Mark Twain in Life on the Mississippi writes: "There are fifty Lover's Leaps along the Mississippi from whose summit disappointed Indian girls have jumped." Princess Winona is one such legend, in which the daughter of a Dakota chief leaps to her death rather than marry a suitor she does not love. Maiden Rock, Wisconsin, is one site for the Winona legend, though other locations include Winona Falls in Pennsylvania, Camden County, Missouri, and Cameron Park in Waco, Texas.

===Other===
Dovedale in the Peak District in the United Kingdom has a limestone promontory named Lovers' Leap reached by a set of steps built by Italian prisoners of war captured in World War II. The local legend is that a young woman believed her lover had been killed in the Napoleonic Wars, so she threw herself off the top of the promontory. Later, her family found out that her lover was alive and well.

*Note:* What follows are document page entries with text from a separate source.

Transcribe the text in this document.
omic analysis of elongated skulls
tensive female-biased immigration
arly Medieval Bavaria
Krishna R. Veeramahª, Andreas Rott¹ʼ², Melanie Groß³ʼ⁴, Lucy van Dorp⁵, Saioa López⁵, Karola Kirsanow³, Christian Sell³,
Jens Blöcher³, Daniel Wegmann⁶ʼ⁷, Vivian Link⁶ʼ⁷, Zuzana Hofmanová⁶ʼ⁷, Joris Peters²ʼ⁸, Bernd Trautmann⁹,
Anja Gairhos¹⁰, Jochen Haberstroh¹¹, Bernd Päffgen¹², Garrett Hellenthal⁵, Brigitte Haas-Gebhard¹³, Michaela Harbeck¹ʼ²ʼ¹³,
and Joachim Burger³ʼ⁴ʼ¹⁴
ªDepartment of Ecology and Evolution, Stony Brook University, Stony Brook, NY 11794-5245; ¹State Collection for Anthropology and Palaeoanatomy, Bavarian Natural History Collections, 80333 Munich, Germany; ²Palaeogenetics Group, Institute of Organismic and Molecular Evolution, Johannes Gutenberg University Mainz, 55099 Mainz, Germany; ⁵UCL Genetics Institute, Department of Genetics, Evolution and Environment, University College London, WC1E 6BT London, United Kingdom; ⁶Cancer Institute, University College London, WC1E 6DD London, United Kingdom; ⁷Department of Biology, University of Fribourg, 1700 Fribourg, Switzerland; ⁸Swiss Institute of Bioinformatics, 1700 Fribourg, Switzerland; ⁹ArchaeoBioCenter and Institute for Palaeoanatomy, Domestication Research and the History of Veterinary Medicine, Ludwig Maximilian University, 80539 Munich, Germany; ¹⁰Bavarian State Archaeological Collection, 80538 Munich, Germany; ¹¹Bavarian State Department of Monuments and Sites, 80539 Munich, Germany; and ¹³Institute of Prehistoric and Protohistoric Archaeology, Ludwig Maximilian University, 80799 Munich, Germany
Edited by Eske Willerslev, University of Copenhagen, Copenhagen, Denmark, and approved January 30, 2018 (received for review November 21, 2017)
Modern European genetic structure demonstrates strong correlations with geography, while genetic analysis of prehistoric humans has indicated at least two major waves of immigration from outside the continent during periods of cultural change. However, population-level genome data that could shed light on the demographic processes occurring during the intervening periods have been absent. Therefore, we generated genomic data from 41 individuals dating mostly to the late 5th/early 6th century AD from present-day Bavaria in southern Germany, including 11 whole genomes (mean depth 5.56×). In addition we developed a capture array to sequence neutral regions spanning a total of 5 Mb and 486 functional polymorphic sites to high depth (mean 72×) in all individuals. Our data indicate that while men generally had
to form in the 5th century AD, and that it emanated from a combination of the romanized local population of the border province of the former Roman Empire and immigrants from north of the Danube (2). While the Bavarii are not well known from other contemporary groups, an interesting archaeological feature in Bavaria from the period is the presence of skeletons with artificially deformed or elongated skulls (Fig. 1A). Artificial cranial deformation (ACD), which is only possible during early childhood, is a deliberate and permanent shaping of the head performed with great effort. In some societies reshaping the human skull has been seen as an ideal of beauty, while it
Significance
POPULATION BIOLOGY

The south coast of Jamaica at Saint Elizabeth Parish has a Lovers' Leap 1700 ft above the Caribbean Sea. Lovers' Leap is named after two enslaved lovers from the 18th century, Mizzy and Tunkey. According to legend, their master, Chardley, liked Mizzy; so, in a bid to have her for himself, he arranged for her lover, Tunkey, to be sold to another estate. Mizzy and Tunkey fled to avoid being separated but were eventually chased to the edge of a large steep cliff. Rather than face being caught and separated, the lovers embraced and jumped over the cliff. The story was used as the basis for a romantic novel.